Mrs. Mellon is survived by her son, Stacy Barcroft Lloyd 3rd; by two children of her second husband's by a previous marriage, Timothy Mellon and Catherine Conover Mellon; and by two grandchildren and two great-grandchildren. Mrs. Mellon's daughter, Eliza Winn Lloyd Moore, died in 2008.
The Mellons had many homes but spent much of their time at Oak Spring, the Virginia estate near Upperville where they entertained celebrities, including the Kennedys and Prince Philip and Queen Elizabeth. The couple bred and raced horses, donated works to the National Gallery of Art, and gave millions to charities.

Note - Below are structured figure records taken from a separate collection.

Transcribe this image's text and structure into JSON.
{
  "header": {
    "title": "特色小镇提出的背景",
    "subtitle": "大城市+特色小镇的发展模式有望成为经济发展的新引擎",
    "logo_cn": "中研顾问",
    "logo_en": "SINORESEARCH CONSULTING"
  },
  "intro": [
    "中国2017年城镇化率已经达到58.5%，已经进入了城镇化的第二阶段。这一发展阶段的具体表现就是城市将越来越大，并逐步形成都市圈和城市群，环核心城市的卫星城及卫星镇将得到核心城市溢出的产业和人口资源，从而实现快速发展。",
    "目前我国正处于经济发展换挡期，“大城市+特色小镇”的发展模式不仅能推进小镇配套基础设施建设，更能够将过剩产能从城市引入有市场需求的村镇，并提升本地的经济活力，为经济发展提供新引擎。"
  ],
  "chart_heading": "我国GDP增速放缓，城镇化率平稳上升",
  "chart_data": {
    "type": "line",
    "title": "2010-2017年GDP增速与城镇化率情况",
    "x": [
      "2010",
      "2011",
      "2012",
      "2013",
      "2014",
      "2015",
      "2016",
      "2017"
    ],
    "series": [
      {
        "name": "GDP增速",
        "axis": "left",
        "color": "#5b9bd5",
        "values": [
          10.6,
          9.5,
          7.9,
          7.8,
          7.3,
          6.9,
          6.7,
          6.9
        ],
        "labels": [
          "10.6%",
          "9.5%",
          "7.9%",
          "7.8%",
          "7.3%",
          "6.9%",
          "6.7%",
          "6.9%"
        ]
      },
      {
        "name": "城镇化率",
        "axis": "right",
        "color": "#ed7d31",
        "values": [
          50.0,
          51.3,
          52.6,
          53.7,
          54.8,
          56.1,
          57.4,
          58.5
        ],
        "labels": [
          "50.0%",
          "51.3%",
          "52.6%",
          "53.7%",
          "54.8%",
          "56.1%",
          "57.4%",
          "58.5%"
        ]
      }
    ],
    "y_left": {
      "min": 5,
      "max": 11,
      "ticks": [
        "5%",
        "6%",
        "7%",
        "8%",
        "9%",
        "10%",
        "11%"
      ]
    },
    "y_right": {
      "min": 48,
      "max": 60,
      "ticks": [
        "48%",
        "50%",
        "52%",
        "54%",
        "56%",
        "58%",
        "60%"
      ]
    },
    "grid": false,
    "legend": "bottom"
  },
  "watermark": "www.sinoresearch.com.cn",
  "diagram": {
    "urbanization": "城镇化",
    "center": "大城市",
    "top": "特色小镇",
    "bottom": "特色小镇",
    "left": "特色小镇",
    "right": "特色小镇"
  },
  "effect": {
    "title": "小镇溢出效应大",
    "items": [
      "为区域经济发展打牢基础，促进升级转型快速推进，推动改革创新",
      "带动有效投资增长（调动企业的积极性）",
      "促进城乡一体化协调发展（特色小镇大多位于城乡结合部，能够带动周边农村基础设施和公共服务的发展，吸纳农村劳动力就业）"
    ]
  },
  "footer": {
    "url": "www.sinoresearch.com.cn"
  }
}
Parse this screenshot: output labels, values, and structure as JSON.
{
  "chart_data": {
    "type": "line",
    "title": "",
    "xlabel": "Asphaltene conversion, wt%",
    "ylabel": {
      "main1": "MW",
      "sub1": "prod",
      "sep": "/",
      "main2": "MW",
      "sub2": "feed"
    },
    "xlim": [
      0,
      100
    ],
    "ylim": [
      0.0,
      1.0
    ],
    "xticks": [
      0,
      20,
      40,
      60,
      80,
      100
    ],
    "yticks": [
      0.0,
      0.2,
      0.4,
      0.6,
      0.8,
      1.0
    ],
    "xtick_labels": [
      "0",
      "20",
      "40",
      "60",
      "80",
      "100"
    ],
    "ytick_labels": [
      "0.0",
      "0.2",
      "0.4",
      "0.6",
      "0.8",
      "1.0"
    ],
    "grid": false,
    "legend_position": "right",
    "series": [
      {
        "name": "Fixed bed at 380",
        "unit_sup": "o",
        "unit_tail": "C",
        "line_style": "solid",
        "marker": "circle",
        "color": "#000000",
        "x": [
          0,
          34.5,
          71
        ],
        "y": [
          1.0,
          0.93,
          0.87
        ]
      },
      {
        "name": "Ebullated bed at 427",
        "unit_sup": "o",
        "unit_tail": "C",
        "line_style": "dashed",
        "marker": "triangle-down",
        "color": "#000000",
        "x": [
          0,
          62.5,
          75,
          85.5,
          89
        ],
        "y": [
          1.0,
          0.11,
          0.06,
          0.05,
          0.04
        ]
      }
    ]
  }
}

She also turned the estate into a botanist's paradise: her garden, greenhouses and library, an extensive collection of rare botanical and horticultural books, manuscripts, prints and illustrations. Among the volumes was her own: 'An Oak Spring Flora,' (1997), written with Lucia Tongiorgi Tomasi.
Her garden sites included Mrs. Kennedy's summer home on Martha's Vineyard, Hubert de Givenchy's Manoir du Jonchet in France, and the John F. Kennedy Presidential Library and Museum overlooking Boston Harbor, where among her plantings is dune grass that bends in the wind, reminiscent of the Cape Cod terrain where the president loved to walk.
'Mrs. Mellon has the combination of sensitivity and imagery with technical knowledge that you only find among the best professionals,' said I. M. Pei, her collaborator.